The Fair Debt Collection Practices Act
The attorney collecting on behalf of his client has to abide by the Federal Fair Debt Collection Practices Act. If he speaks to debtor directly, he is free to ask debtor about debtor employment, salary info, social security number, etc., but debtor is not an obligated to furnish any information. Plaintiff attorney can also contact debtor employer if he wants to locate debtor; however any discussion about debtor debt is strictly prohibited and will violate Fair Debt Collection Practices Act. Attorney can't ask about debtor work, disclose any personal information about debtor or speak with any of debtor co-worker about debtor debt. Debtor should not provide any information to the Plaintiff attorney, unless requested by the court. The lesser information Plaintiff attorney knew the better for debtor to win if lawsuit if file.
How debt collection works
When debtor can’t pay his/her obligation his/her bank will charge off account as uncollectible. Bank need to take down that account from their book so they can keep healthy account on record. This account is then sold to 3rd party company known as debt buyers or debt zombies. The 3rd party company has a full legal right to collect full face value of this account plus collection fee plus interest fee. The debtor must be notified when a debt is assigned so that he or she will know who to make payments to and where to send them. If the debtor sends payments to the old creditor after the debt has been assigned, it is likely that the payments will not be accepted, which could cause the debtor to unintentionally default.
For example Person A owes Person B $100. Person B cannot collect so he sells the contract to person C for $10.00. Person B taking loss of $90.00 and write off the full $90.00 as a lost. Now Person C has your account and is "owner" of that note. Person C can call you and demand payment from you for $100.00 plus collection fee and interest.
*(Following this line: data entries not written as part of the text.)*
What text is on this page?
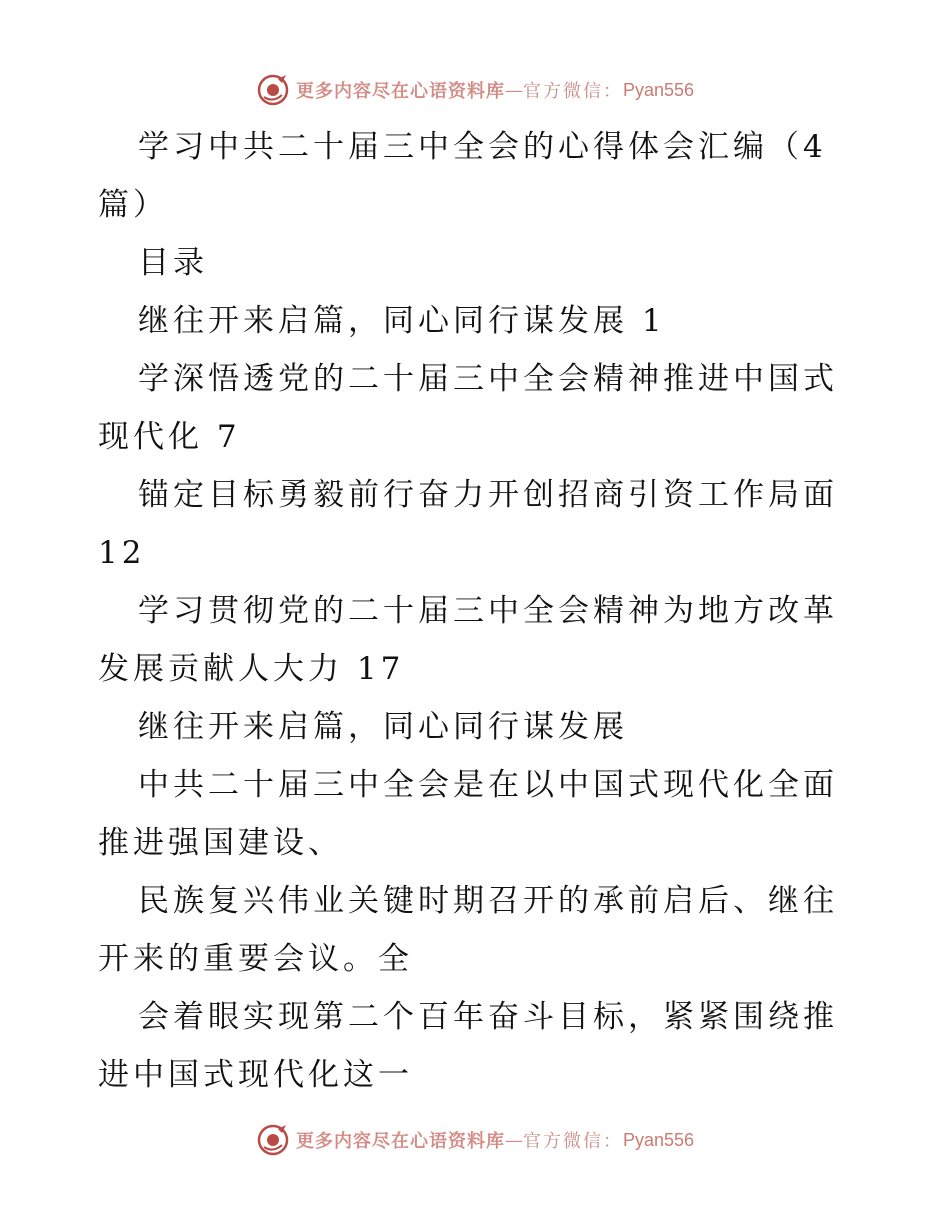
更多内容尽在心语资料库 — 官方微信： Pyan556

学习中共二十届三中全会的心得体会汇编（4篇）

目录

继往开来启篇，同心同行谋发展 1

学深悟透党的二十届三中全会精神推进中国式现代化 7

锚定目标勇毅前行奋力开创招商引资工作局面12

学习贯彻党的二十届三中全会精神为地方改革发展贡献人大力 17

继往开来启篇，同心同行谋发展

中共二十届三中全会是在以中国式现代化全面推进强国建设、

民族复兴伟业关键时期召开的承前启后、继往开来的重要会议。全

会着眼实现第二个百年奋斗目标，紧紧围绕推进中国式现代化这一

更多内容尽在心语资料库 — 官方微信： Pyan556
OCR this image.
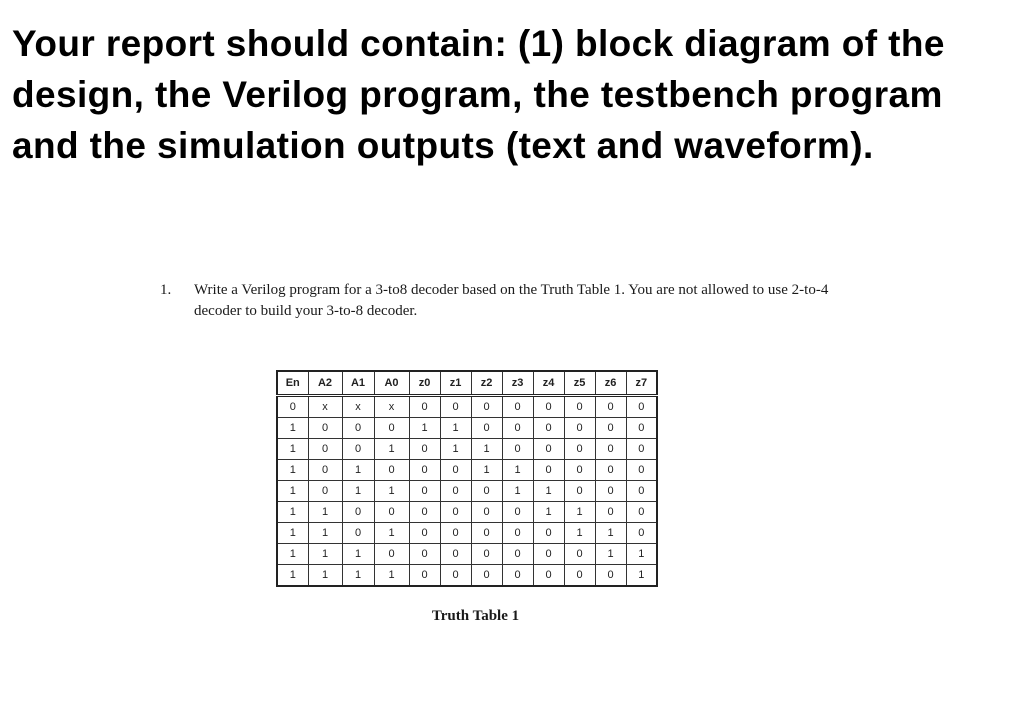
Your report should contain: (1) block diagram of the design, the Verilog program, the testbench program and the simulation outputs (text and waveform).
1. Write a Verilog program for a 3-to8 decoder based on the Truth Table 1. You are not allowed to use 2-to-4 decoder to build your 3-to-8 decoder.
En	A2	A1	A0	z0	z1	z2	z3	z4	z5	z6	z7
0	x	x	x	0	0	0	0	0	0	0	0
1	0	0	0	1	1	0	0	0	0	0	0
1	0	0	1	0	1	1	0	0	0	0	0
1	0	1	0	0	0	1	1	0	0	0	0
1	0	1	1	0	0	0	1	1	0	0	0
1	1	0	0	0	0	0	0	1	1	0	0
1	1	0	1	0	0	0	0	0	1	1	0
1	1	1	0	0	0	0	0	0	0	1	1
1	1	1	1	0	0	0	0	0	0	0	1
Truth Table 1
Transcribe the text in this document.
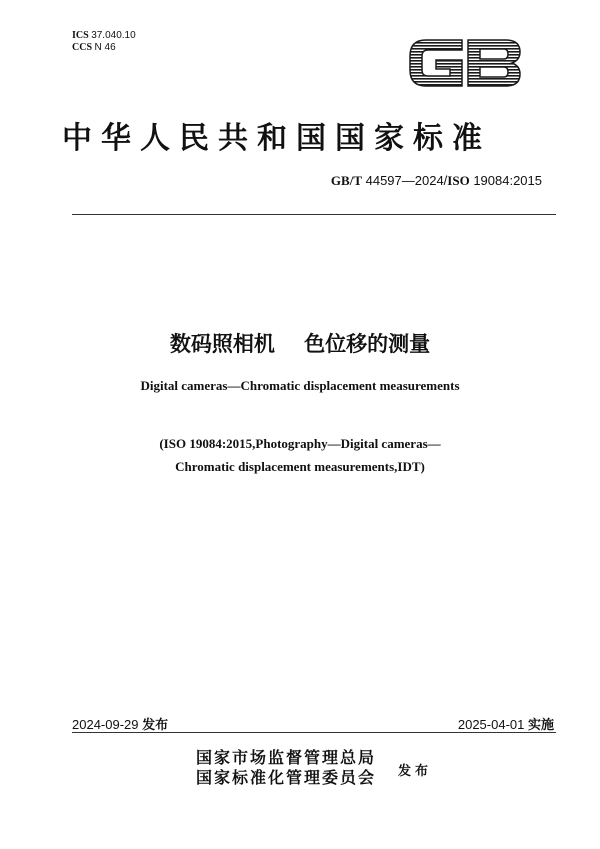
ICS 37.040.10
CCS N 46
中华人民共和国国家标准
GB/T 44597—2024/ISO 19084:2015
数码照相机    色位移的测量
Digital cameras—Chromatic displacement measurements
(ISO 19084:2015,Photography—Digital cameras—
Chromatic displacement measurements,IDT)
2024-09-29 发布	2025-04-01 实施
国家市场监督管理总局
国家标准化管理委员会 发布
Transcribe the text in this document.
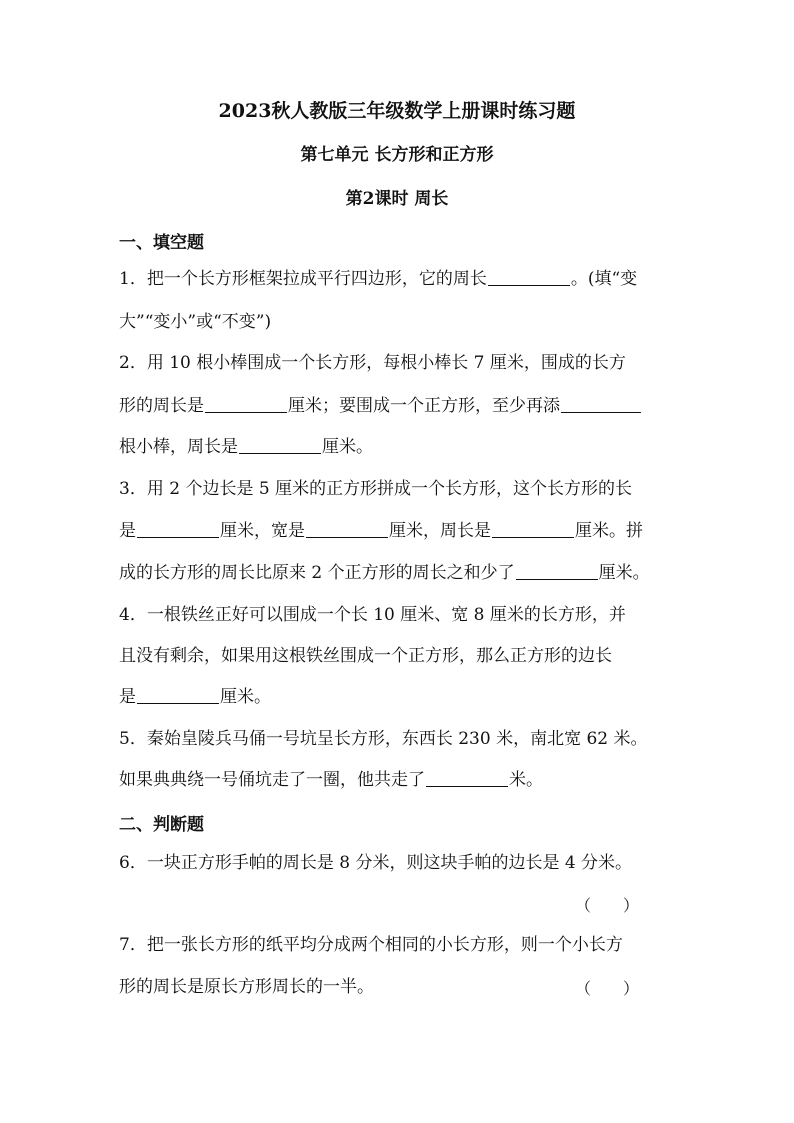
2023秋人教版三年级数学上册课时练习题
第七单元 长方形和正方形
第2课时 周长
一、填空题
1．把一个长方形框架拉成平行四边形，它的周长	。(填“变
大”“变小”或“不变”)
2．用 10 根小棒围成一个长方形，每根小棒长 7 厘米，围成的长方
形的周长是	厘米；要围成一个正方形，至少再添
根小棒，周长是	厘米。
3．用 2 个边长是 5 厘米的正方形拼成一个长方形，这个长方形的长
是	厘米，宽是	厘米，周长是	厘米。拼
成的长方形的周长比原来 2 个正方形的周长之和少了	厘米。
4．一根铁丝正好可以围成一个长 10 厘米、宽 8 厘米的长方形，并
且没有剩余，如果用这根铁丝围成一个正方形，那么正方形的边长
是	厘米。
5．秦始皇陵兵马俑一号坑呈长方形，东西长 230 米，南北宽 62 米。
如果典典绕一号俑坑走了一圈，他共走了	米。
二、判断题
6．一块正方形手帕的周长是 8 分米，则这块手帕的边长是 4 分米。
（　　）
7．把一张长方形的纸平均分成两个相同的小长方形，则一个小长方
形的周长是原长方形周长的一半。	（　　）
The game of Debt Collection
In a lot of occasion, debt buyer doesn’t have a standing to sue. Under basic common-law principles, a party must establish title to a debt in order to have standing to sue and prevail on that claim. Debt buyer must prove purchase of the debt in order to prevail on a claim may seem obvious, but the collection industry is typically so unaccustomed to having to prove its case, and so intent on spending nothing on litigation, that failure to produce sufficient evidence of ownership of the debt is common. For debts assigned more than once, debt buyers' problems are exacerbated, as they must prove a transaction to which they were not party and so must produce third-party witnesses. Typically a debt buyer produces a one-paragraph document entitled something like bill of sale which occasionally refers to an earlier agreement. This bill of sale generally makes no mention of the alleged debtor or the account and in-stead refers to a separate section, exhibit, or attachment that is not supplied. At trial the bill of sale may be excluded as irrelevant on this basis alone since it has no tendency in reason to prove or disprove whether the original creditor sold or otherwise assigned the account. The debt buyer occasionally produces a single line of text and claims that it is the exhibit or attachment to which the bill of sale refers. The document is usually produced for purposes of litigation and is not a valid business record.
The most common FDCPA violation
A lot of debtors are not familiar with Fair Debt Collection Practices Act and allow collectors to harass them on daily basis. Here is a list of what debt collector can’t do:
- Call your before 8:00 a.m. or after 9:00p.m in your local time
- Call you at work for more than once
- Call third parties such as your neighbor, employer and harass you at work, or treating you to fire you. (however, debt collector can call multiple times when they try to locate you)
- Contact you after you have written to the debt collector and asked them not to contact you
- Debt collectors cannot lie to you or use deceptive methods in trying to collect a debt
- Say or imply anything about arrest, going to jail, or the like.
- Leave a message on an answering machine without saying that the collector is trying to collect a debt; he must leave his name and his company.
- Threaten to sue you when the collector has no intention of doing so
- Threaten to garnish your wages without explaining that first the creditor must file suit and get a judgment.
- Use profane or other abusive language, scream, or get angry.
- Try to collect the wrong amount, add collection fee when not permitted by card agreement
- Threaten to deposit a post-dated check, particularly when the collector knows you do not have the money to cover the check.
- Ask you to pay interest, fees, or expenses that are not allowed by law.